Capri: Almost every answer in IT is, 'It depends.' We have some clients that are early adopters that are way out there. They're pushing us. They sit on our client advisory board. We have about 15 clients that come together with us on a quarterly basis to help advise our strategy. But then we also have clients that are the opposite of that, just dipping their toe in the water with the use of cloud. For us, it's about helping the client where they are on their journey and helping make sure they execute on their business strategy.

Really, what we are seeing is clients, in some cases, are perfectly capable and perfectly satisfied with running their most critical applications on legacy platforms like mainframes. But others are in industries that are changing rapidly.
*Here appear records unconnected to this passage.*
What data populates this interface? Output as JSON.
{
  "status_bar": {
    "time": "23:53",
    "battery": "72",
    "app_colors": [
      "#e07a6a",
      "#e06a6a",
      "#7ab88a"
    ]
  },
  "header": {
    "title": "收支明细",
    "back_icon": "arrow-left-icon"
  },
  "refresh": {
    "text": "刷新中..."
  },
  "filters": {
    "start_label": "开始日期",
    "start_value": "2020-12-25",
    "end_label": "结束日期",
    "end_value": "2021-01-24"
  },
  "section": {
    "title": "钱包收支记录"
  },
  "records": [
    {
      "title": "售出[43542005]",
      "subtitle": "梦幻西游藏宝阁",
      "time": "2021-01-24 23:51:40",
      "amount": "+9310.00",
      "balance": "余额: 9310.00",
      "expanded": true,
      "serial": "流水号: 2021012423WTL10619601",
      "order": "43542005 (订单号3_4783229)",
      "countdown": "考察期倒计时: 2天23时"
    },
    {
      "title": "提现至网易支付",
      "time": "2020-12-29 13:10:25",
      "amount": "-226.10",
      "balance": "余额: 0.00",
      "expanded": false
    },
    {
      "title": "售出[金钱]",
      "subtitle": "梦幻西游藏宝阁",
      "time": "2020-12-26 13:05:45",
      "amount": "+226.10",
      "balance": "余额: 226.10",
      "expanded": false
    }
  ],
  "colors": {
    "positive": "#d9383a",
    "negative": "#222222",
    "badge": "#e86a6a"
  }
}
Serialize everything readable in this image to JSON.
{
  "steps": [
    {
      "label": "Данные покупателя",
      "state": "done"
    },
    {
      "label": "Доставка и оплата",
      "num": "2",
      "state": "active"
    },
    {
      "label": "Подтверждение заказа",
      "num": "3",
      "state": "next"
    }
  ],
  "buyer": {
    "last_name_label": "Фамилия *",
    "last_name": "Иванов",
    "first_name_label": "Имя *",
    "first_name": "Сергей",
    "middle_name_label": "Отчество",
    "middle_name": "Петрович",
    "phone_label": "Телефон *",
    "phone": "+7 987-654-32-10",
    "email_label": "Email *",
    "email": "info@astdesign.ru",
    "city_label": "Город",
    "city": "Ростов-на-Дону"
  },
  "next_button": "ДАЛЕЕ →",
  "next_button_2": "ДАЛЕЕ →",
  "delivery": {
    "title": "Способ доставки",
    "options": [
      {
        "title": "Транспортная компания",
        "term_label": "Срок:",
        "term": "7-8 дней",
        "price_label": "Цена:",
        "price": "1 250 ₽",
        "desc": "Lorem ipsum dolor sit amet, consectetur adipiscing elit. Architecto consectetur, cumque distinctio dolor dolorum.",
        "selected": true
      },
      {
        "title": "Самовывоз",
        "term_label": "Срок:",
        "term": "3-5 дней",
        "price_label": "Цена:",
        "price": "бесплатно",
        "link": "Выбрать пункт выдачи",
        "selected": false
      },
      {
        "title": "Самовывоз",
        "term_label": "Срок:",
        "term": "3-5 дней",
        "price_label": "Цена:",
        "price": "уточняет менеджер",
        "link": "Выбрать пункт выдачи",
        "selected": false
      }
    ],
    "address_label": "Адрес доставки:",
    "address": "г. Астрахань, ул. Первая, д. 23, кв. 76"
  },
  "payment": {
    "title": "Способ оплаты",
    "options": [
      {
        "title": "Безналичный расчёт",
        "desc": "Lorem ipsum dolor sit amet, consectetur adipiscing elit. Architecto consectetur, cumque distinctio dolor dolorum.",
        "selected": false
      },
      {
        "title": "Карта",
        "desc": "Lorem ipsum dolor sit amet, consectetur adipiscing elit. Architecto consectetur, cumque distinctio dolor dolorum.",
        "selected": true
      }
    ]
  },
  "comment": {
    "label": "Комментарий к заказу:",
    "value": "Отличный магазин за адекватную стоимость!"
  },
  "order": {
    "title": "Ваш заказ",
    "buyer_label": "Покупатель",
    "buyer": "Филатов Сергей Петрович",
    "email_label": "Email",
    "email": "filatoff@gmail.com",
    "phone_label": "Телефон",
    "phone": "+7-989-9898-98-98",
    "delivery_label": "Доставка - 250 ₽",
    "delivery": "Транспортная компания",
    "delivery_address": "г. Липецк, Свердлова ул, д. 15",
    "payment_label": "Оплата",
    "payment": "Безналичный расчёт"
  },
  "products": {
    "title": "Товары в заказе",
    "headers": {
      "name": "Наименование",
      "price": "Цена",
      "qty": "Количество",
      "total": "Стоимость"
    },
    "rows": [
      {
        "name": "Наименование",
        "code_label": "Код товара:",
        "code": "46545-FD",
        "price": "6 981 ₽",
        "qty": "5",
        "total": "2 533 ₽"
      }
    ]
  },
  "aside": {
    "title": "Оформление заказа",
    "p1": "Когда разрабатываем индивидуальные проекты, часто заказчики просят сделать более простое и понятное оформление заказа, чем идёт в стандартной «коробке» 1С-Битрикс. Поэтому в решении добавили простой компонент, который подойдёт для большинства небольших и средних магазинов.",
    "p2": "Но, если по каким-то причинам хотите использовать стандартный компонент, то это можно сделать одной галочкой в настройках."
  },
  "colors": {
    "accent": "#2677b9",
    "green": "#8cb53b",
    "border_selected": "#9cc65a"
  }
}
If you use state and local as an example, when you go to the DMV, do you want to stand in a line and fill out paperwork? I don't. We are talking to those clients: 'OK, how do we write new applications that would make your DMV experience, or your pay-your-real-estate-taxes experience, engage on a mobile device?' Those applications that we help [clients] write and take advantage of machine learning or some of the advanced capabilities -- that all interconnects back to potentially a mainframe or potentially some dedicated infrastructure. We help them take advantage of the modern services in the right context for their business.